New Zealander Lorna Butler was due to take the family cat to the vet, in downtown Beirut, about the same time a devastating explosion ripped through the city.

But as fate would have it, she would be saved because her husband was late getting back home with the car - stuck in traffic.

Butler, originally from Dunedin, said her husband, Maroun Sfeir, had gone into Beirut to visit the Australian embassy as part of the process to get a special transit visa to Australia - to help in the family's bid to get to New Zealand.

Originally from Dunedin, Lorna Butler now lives about half an hour from downtown Beirut. Photo:...
Originally from Dunedin, Lorna Butler now lives about half an hour from downtown Beirut. Photo: Supplied via NZ Herald

But for some reason, on that particular day, the office was closed.

Speaking to The New Zealand Herald, she said it was fate that had possibly saved both their lives.

"We're alive. It was a close call.

"[The Australian embassy] is always open - always. But on this day, they were closed. He got back late because of traffic."

'I was expecting the sky to open up'

The family would hear, feel and then see the explosion from the safety of their home on top of a mountain in the town of Ajaltoun.

"We were just sitting outside when we heard this almighty boom - just this 'woosh'. It just transcended...and there was something of a gravitational pull through your body."

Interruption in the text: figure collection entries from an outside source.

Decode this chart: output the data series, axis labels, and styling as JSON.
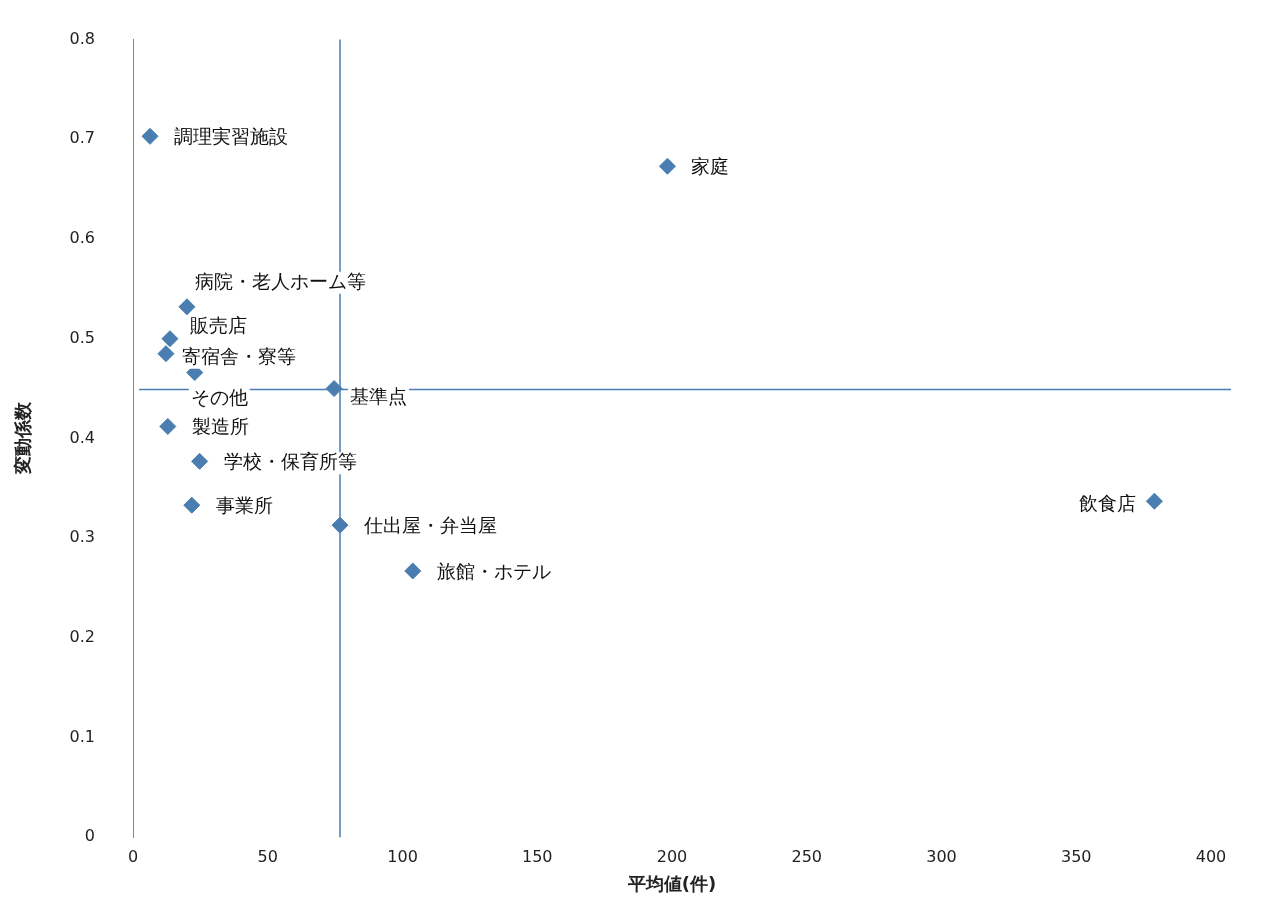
{
  "chart_data": {
    "type": "scatter",
    "xlabel": "平均値(件)",
    "ylabel": "変動係数",
    "x": [
      6.3,
      198.3,
      20,
      13.7,
      12.2,
      22.9,
      74.6,
      12.9,
      24.7,
      21.8,
      76.8,
      103.8,
      379
    ],
    "series": [
      {
        "color": "#4a7eb0",
        "values": [
          0.703,
          0.673,
          0.532,
          0.5,
          0.485,
          0.466,
          0.45,
          0.412,
          0.377,
          0.333,
          0.313,
          0.267,
          0.337
        ]
      }
    ],
    "annotations": [
      {
        "text": "調理実習施設",
        "x": 6.3,
        "y": 0.703
      },
      {
        "text": "家庭",
        "x": 198.3,
        "y": 0.673
      },
      {
        "text": "病院・老人ホーム等",
        "x": 20,
        "y": 0.532
      },
      {
        "text": "販売店",
        "x": 13.7,
        "y": 0.5
      },
      {
        "text": "寄宿舎・寮等",
        "x": 12.2,
        "y": 0.485
      },
      {
        "text": "その他",
        "x": 22.9,
        "y": 0.466
      },
      {
        "text": "基準点",
        "x": 74.6,
        "y": 0.45
      },
      {
        "text": "製造所",
        "x": 12.9,
        "y": 0.412
      },
      {
        "text": "学校・保育所等",
        "x": 24.7,
        "y": 0.377
      },
      {
        "text": "事業所",
        "x": 21.8,
        "y": 0.333
      },
      {
        "text": "仕出屋・弁当屋",
        "x": 76.8,
        "y": 0.313
      },
      {
        "text": "旅館・ホテル",
        "x": 103.8,
        "y": 0.267
      },
      {
        "text": "飲食店",
        "x": 379,
        "y": 0.337
      }
    ],
    "ref_lines": [
      {
        "axis": "x",
        "value": 76.8,
        "color": "#4a7eb0"
      },
      {
        "axis": "y",
        "value": 0.449,
        "color": "#4a7eb0"
      }
    ],
    "xlim": [
      0,
      400
    ],
    "xticks": [
      0,
      50,
      100,
      150,
      200,
      250,
      300,
      350,
      400
    ],
    "ylim": [
      0,
      0.8
    ],
    "yticks": [
      0,
      0.1,
      0.2,
      0.3,
      0.4,
      0.5,
      0.6,
      0.7,
      0.8
    ],
    "grid": false,
    "legend": false,
    "marker": "diamond"
  }
}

A soldier walks at the explosion site at the port of Beirut. Photo: Reuters
A soldier walks at the explosion site at the port of Beirut. Photo: Reuters
Butler described the feeling of fear that suddenly came over her and catching herself saying out loud, over and over, that "it's a bomb".

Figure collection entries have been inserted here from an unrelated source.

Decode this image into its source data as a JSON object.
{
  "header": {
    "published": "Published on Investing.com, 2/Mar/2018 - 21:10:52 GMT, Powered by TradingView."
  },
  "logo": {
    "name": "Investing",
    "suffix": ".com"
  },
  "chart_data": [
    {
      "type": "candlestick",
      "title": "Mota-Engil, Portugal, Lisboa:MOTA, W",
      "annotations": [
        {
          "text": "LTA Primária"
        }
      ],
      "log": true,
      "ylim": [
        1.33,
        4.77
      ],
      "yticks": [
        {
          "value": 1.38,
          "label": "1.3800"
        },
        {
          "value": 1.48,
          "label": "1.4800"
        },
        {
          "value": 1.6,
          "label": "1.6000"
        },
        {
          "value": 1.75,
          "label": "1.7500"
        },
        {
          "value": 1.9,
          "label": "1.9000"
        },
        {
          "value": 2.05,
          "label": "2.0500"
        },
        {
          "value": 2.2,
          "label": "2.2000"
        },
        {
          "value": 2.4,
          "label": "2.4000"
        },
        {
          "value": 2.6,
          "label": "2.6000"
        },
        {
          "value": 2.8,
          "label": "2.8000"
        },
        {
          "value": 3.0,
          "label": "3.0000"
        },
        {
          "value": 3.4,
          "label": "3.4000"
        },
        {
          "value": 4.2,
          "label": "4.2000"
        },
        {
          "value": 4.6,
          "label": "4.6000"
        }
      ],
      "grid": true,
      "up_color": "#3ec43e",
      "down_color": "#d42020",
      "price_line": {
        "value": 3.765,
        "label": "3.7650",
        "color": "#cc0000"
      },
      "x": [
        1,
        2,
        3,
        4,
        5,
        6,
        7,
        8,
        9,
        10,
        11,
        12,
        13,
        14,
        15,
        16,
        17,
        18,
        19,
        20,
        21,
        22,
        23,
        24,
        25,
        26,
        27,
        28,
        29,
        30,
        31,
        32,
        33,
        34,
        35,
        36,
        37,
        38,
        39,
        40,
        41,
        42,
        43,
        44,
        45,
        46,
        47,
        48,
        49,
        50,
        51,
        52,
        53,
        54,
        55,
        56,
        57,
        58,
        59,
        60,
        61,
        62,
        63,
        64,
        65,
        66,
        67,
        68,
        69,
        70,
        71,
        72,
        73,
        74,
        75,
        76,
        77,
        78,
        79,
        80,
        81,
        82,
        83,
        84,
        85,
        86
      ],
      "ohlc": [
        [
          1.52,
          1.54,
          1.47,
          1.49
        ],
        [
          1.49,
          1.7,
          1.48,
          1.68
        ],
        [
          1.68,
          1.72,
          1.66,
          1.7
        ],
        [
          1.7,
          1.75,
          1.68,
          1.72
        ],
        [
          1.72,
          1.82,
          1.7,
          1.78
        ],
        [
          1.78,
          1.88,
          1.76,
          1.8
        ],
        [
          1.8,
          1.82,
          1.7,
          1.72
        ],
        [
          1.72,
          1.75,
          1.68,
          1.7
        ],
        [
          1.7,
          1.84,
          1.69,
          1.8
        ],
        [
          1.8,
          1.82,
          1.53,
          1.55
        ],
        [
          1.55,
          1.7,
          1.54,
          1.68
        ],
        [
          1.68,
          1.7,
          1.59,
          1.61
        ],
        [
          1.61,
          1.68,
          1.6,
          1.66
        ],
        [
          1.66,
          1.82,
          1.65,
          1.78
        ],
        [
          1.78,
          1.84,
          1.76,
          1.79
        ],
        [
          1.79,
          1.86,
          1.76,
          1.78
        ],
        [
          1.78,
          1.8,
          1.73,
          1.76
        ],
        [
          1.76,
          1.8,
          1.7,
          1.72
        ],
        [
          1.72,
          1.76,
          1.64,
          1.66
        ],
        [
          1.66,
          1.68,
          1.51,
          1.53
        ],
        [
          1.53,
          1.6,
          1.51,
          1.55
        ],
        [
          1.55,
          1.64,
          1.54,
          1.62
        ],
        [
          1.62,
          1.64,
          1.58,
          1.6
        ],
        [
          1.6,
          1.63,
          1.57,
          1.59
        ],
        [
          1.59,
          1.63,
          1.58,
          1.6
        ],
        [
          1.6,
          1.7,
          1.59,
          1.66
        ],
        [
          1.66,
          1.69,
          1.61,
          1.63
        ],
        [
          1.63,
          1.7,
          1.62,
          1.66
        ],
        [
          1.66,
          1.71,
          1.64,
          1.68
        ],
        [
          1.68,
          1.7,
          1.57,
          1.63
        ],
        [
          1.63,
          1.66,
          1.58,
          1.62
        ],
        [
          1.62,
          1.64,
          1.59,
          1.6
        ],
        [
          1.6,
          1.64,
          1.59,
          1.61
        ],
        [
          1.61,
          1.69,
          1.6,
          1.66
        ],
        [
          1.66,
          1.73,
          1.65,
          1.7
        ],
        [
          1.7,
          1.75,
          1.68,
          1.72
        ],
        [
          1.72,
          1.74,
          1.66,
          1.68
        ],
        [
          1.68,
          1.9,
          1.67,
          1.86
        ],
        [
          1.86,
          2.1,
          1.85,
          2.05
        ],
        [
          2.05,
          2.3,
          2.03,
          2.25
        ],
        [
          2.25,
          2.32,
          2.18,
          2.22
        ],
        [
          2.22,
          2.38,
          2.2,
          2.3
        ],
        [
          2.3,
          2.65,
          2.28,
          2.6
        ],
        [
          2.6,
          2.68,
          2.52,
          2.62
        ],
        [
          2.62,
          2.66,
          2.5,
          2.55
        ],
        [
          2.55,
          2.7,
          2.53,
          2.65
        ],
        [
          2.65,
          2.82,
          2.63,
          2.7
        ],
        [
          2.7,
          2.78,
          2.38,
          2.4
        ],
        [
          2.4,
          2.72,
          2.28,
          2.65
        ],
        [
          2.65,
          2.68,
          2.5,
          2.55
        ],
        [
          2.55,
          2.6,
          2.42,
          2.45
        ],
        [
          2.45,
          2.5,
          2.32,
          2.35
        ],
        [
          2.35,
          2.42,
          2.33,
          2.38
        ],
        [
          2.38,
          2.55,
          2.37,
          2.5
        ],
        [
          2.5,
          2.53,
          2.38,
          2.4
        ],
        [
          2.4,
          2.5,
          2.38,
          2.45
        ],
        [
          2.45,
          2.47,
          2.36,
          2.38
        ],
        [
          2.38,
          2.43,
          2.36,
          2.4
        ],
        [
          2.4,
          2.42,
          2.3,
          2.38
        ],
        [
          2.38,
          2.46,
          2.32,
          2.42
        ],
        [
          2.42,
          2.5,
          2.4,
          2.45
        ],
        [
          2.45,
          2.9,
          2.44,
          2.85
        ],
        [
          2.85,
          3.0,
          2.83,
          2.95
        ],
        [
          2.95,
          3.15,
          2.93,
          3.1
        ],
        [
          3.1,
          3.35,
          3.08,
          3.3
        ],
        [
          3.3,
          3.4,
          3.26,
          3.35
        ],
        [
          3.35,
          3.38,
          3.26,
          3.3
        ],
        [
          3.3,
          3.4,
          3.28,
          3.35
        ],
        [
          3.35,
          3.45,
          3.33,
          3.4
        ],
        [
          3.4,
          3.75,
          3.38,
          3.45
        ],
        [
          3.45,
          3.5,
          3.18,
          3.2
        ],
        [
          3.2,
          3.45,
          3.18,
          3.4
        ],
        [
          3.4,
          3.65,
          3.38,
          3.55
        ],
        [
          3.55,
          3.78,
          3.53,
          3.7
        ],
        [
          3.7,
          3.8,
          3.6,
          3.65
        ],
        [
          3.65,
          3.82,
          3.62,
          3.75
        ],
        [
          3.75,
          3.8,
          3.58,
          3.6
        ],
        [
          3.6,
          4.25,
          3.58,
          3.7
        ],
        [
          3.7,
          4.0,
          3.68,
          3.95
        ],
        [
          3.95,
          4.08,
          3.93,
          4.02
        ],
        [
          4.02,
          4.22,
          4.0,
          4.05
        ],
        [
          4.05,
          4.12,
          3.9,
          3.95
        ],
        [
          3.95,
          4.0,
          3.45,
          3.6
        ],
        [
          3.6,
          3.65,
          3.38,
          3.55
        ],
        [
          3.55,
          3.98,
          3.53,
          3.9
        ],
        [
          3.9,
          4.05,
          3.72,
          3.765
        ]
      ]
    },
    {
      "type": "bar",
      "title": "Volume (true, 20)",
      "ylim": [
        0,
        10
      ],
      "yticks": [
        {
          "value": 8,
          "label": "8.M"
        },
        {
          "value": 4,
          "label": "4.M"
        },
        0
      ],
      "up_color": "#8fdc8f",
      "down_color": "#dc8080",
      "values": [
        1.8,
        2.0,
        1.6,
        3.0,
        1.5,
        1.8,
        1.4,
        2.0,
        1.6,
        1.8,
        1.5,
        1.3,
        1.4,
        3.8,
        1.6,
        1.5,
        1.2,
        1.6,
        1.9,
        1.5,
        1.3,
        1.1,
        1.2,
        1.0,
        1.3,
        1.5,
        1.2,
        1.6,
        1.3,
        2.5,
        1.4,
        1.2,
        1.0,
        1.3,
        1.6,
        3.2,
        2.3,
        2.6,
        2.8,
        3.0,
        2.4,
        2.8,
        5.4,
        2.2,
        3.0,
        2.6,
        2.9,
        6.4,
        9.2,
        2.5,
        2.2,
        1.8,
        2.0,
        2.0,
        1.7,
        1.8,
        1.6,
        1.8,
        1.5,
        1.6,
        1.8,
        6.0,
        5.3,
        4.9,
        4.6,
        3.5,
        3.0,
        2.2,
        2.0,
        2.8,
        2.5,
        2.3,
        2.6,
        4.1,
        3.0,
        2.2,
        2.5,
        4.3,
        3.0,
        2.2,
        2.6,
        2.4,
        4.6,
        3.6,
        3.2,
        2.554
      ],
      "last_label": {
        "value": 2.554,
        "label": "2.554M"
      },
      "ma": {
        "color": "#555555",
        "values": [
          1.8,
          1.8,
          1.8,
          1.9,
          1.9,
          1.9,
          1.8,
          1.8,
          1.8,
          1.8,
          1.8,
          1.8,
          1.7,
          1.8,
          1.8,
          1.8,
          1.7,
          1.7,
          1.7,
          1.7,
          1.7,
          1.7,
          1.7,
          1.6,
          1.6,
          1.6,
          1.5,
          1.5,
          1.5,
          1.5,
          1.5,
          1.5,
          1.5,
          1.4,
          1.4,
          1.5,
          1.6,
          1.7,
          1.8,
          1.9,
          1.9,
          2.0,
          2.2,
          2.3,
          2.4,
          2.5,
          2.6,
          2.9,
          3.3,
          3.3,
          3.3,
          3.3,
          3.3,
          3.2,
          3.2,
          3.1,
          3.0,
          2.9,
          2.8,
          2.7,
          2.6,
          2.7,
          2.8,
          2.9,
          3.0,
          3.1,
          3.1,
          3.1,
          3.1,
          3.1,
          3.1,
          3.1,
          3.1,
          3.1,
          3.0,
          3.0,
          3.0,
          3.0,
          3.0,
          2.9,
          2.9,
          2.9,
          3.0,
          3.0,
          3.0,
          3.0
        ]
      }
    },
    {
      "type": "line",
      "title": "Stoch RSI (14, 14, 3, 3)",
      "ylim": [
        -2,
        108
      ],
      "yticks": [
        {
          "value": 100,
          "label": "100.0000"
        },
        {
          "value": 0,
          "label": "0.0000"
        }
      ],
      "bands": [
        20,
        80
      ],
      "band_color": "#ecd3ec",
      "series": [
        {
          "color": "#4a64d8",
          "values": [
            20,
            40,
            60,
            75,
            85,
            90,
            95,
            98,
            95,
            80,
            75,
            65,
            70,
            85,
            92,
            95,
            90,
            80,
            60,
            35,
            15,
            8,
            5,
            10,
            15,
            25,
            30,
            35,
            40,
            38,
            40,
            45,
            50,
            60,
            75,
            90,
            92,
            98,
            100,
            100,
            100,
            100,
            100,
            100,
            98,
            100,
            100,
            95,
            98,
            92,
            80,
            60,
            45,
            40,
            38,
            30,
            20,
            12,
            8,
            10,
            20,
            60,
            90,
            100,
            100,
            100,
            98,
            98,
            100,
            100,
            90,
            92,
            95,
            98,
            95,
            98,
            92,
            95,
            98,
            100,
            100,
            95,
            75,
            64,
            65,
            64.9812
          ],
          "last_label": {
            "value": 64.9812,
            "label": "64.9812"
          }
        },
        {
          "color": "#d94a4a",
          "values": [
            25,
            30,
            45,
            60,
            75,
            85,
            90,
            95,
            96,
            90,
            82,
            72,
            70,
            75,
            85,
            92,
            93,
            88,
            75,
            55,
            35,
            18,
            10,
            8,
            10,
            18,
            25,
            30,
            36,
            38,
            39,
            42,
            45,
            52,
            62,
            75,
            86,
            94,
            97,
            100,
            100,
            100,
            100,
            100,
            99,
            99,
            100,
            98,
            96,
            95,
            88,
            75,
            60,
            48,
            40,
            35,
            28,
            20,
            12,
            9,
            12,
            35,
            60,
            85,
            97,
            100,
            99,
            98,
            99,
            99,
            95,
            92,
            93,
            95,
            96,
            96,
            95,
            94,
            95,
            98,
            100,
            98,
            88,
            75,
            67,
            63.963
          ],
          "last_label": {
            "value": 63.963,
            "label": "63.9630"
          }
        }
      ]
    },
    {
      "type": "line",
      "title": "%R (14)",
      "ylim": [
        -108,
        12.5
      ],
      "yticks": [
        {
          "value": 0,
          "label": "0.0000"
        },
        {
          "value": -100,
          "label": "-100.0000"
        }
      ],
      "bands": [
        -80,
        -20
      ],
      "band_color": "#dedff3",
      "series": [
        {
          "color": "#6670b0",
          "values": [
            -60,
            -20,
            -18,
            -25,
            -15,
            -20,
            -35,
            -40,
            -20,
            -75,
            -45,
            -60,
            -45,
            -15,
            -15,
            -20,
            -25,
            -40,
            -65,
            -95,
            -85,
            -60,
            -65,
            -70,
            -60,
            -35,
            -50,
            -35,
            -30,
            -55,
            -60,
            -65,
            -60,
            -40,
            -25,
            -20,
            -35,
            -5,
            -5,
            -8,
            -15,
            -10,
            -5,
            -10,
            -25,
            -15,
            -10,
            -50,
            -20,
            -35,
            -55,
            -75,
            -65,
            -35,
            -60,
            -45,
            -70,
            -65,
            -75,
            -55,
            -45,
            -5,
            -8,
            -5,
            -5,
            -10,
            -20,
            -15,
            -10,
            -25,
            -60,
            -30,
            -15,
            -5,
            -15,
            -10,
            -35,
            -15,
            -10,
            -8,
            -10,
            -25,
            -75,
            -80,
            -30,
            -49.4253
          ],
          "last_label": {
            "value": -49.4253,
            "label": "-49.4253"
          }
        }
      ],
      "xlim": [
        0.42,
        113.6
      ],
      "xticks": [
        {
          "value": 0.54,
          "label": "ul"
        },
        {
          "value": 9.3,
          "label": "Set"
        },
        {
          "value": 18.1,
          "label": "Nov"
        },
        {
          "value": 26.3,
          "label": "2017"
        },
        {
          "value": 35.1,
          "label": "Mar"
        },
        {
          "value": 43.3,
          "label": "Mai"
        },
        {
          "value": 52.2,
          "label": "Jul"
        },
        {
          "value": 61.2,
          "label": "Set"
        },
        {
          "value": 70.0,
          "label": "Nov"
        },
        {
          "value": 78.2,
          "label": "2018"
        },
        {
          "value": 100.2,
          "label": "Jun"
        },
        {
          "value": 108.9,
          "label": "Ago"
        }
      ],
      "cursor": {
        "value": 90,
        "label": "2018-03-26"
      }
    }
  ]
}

Family members around her quickly spoke over saying it was "just fireworks" in a bid to not scare her 4-year-old son Enzo.

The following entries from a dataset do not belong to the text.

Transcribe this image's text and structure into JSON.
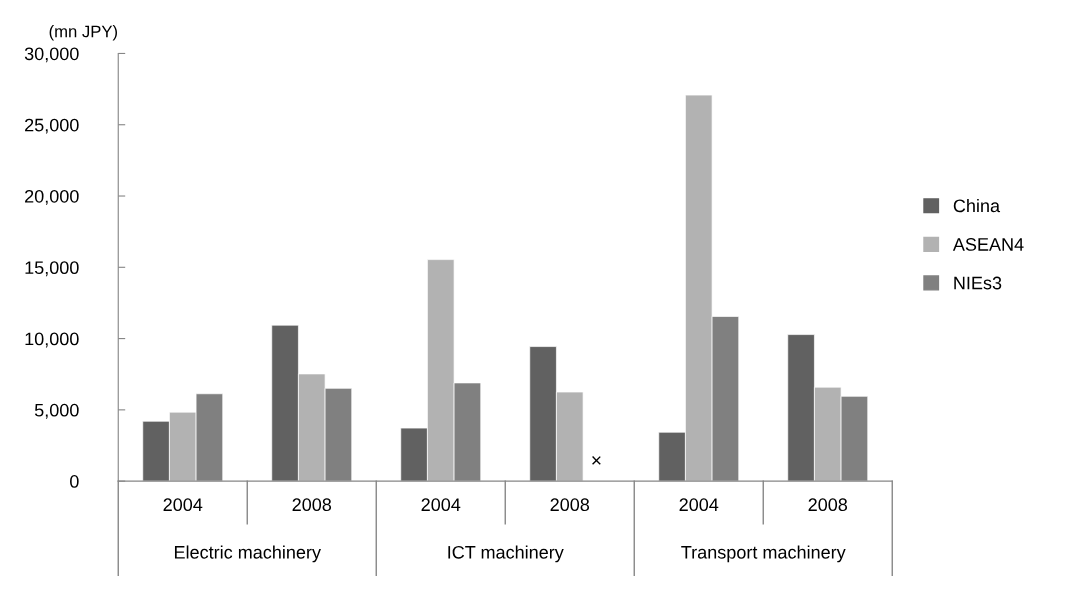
{
  "chart_data": {
    "type": "bar",
    "ylabel": "(mn JPY)",
    "categories": [
      "2004",
      "2008",
      "2004",
      "2008",
      "2004",
      "2008"
    ],
    "series": [
      {
        "name": "China",
        "color": "#616161",
        "values": [
          4200,
          10940,
          3720,
          9440,
          3430,
          10280
        ]
      },
      {
        "name": "ASEAN4",
        "color": "#b2b2b2",
        "values": [
          4840,
          7520,
          15540,
          6250,
          27080,
          6590
        ]
      },
      {
        "name": "NIEs3",
        "color": "#808080",
        "values": [
          6130,
          6510,
          6890,
          null,
          11550,
          5950
        ]
      }
    ],
    "annotations": [
      "Electric machinery",
      "ICT machinery",
      "Transport machinery",
      "×"
    ],
    "ylim": [
      0,
      30000
    ],
    "yticks": [
      0,
      {
        "value": 5000,
        "label": "5,000"
      },
      {
        "value": 10000,
        "label": "10,000"
      },
      {
        "value": 15000,
        "label": "15,000"
      },
      {
        "value": 20000,
        "label": "20,000"
      },
      {
        "value": 25000,
        "label": "25,000"
      },
      {
        "value": 30000,
        "label": "30,000"
      }
    ],
    "grid": false,
    "legend": "right"
  }
}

"I said: 'Enzo, get inside'! I was expecting the sky to open up and to see missiles."

The blast death toll has risen to 135 and up to 5000 injured, but both figures were expected to rise still.

'My heart bleeds for the people'

Hours after the explosion devastated the city, Butler shared videos from people who had been close to the port at the time of the blast.

"Such a devastating loss for all of us here," she wrote.

"My heart bleeds for the people that have lost loved ones and the injured."

She acknowledged all that was already happening around the world in regards to the Covid-19 pandemic and how that was affecting different parts of society - including the economy.

"To add to this pandemic this year, this is where I am now." she said.

"Been trying to get flights home but they keep cancelling and now the airport [is] officially closed. But we are safe till now."

She thanked friends and family members who had been in touch to check in on them.